[R-sig-Geo] Using stsls() with predict.sarlm()

Mon Jul 13 14:43:27 CEST 2020

On Mon, 13 Jul 2020, Banabak, Selim wrote:

> Dear All,
>
>
> I am using the "spatialreg" package to estimate a spatial autoregressive 
> model for a large number of observations (~75.000) and would thus prefer 
> to use stsls() over lagsarlm() to gain estimation speed. In a second 
> step however, I want to use the model for out of sample prediction with 
> predict.sarlm().
>
> As predict.sarlm() is not designed for stsls() outputs I tried to modify 
> the stsls() function outputs in a way that the prediction function would 
> be able to handle them.
>
>
> Now I have two question:
>
> - Is it, from a theoretical point of view, legitimate to just use the IV
>   estimates instead of the ML estimates for the predictors described in
>   Goulard et al. (2017)?

You would need to go through the underlying equations. Just using the 
point estimates of the coefficients and their standard errors is one 
approach, but there are few studies beyond Goulard et al.
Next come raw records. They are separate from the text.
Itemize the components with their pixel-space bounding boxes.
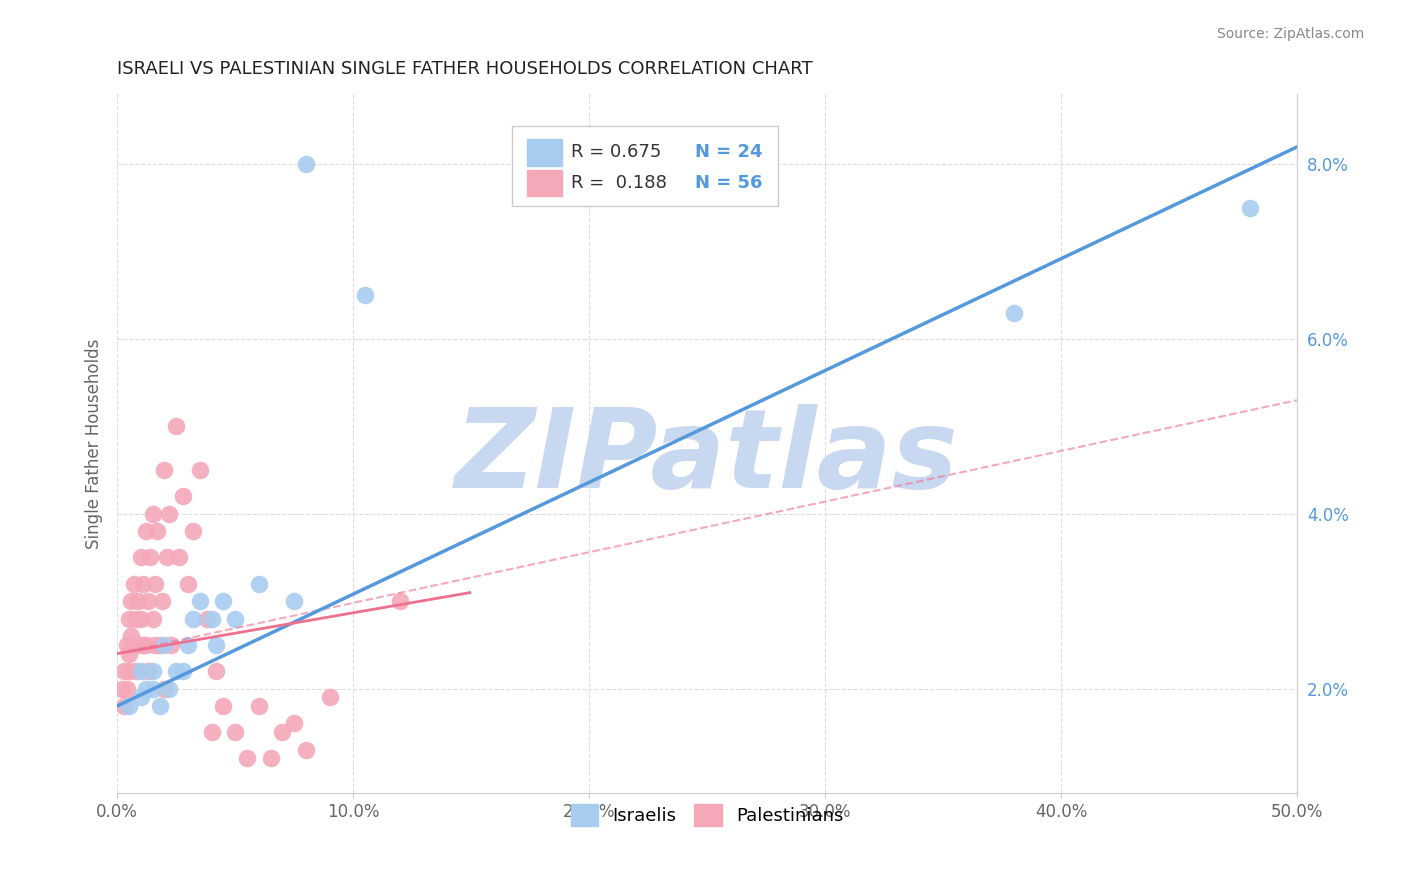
Point <box>295 157 318 171</box>
Point <box>136 594 159 608</box>
Point <box>118 647 141 661</box>
Point <box>177 638 200 652</box>
Point <box>283 594 305 608</box>
Point <box>153 463 176 477</box>
Point <box>120 594 142 608</box>
Text: ZIPatlas: ZIPatlas <box>456 404 959 511</box>
Point <box>118 612 141 626</box>
Point <box>172 664 194 678</box>
Point <box>165 419 187 434</box>
Point <box>112 698 135 713</box>
Point <box>120 629 142 643</box>
Point <box>224 725 246 739</box>
Point <box>172 489 194 503</box>
Point <box>271 725 294 739</box>
Text: N = 56: N = 56 <box>696 174 763 192</box>
Text: Source: ZipAtlas.com: Source: ZipAtlas.com <box>1216 27 1364 41</box>
Point <box>125 664 148 678</box>
Point <box>149 638 172 652</box>
Point <box>129 690 152 705</box>
Point <box>236 751 259 765</box>
Point <box>389 594 412 608</box>
Point <box>295 742 318 756</box>
Point <box>153 638 176 652</box>
Point <box>129 550 152 565</box>
Point <box>149 698 172 713</box>
Point <box>177 576 200 591</box>
Point <box>153 681 176 696</box>
FancyBboxPatch shape <box>512 126 778 206</box>
Point <box>115 638 138 652</box>
Point <box>125 612 148 626</box>
Point <box>247 576 270 591</box>
Point <box>195 612 218 626</box>
Point <box>142 612 165 626</box>
Point <box>181 612 204 626</box>
Point <box>188 594 211 608</box>
Point <box>134 524 156 539</box>
Text: ISRAELI VS PALESTINIAN SINGLE FATHER HOUSEHOLDS CORRELATION CHART: ISRAELI VS PALESTINIAN SINGLE FATHER HOU… <box>117 60 813 78</box>
Point <box>142 664 165 678</box>
Point <box>143 576 166 591</box>
Point <box>205 664 228 678</box>
Point <box>354 288 377 302</box>
Point <box>112 664 135 678</box>
Text: R = 0.675: R = 0.675 <box>571 144 662 161</box>
Point <box>139 550 162 565</box>
Legend: Israelis, Palestinians: Israelis, Palestinians <box>564 797 851 833</box>
Point <box>188 463 211 477</box>
Point <box>136 664 159 678</box>
Bar <box>527 169 562 196</box>
Point <box>142 681 165 696</box>
Point <box>146 524 169 539</box>
Point <box>127 638 149 652</box>
Point <box>129 664 152 678</box>
Point <box>212 594 235 608</box>
Point <box>205 638 228 652</box>
Point <box>132 576 155 591</box>
Point <box>150 594 173 608</box>
Text: N = 24: N = 24 <box>696 144 763 161</box>
Text: R =  0.188: R = 0.188 <box>571 174 668 192</box>
Point <box>122 638 145 652</box>
Point <box>134 638 156 652</box>
Point <box>1239 201 1261 215</box>
Y-axis label: Single Father Households: Single Father Households <box>86 339 103 549</box>
Point <box>142 507 165 521</box>
Point <box>181 524 204 539</box>
Point <box>165 664 187 678</box>
Point <box>200 725 222 739</box>
Point <box>200 612 222 626</box>
Point <box>122 576 145 591</box>
Point <box>1002 306 1025 320</box>
Point <box>118 664 141 678</box>
Point <box>127 594 149 608</box>
Point <box>167 550 190 565</box>
Point <box>247 698 270 713</box>
Point <box>156 550 179 565</box>
Point <box>129 612 152 626</box>
Point <box>212 698 235 713</box>
Point <box>318 690 340 705</box>
Point <box>283 716 305 731</box>
Point <box>157 681 180 696</box>
Point <box>118 698 141 713</box>
Point <box>115 681 138 696</box>
Point <box>132 638 155 652</box>
Point <box>259 751 281 765</box>
Point <box>160 638 183 652</box>
Point <box>111 681 134 696</box>
Point <box>224 612 246 626</box>
Bar <box>527 139 562 166</box>
Point <box>157 507 180 521</box>
Point <box>143 638 166 652</box>
Point <box>134 681 156 696</box>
Maybe look at 
Suesse and co-author https://doi.org/10.1016/j.csda.2017.11.004, 
https://doi.org/10.1080/00949655.2017.1286495 (also ML - much of the 
STSLS/GMM literature avoids looking at important problems).

While estimating and fitting larger data sets is more time-consuming with 
ML, using LU or Cholesky decomposition is practical when the spatial 
weights are sparse (this applies to STSLS too). Predicting is also 
constrained when n is large, as inverting the nxn matrix may be needed.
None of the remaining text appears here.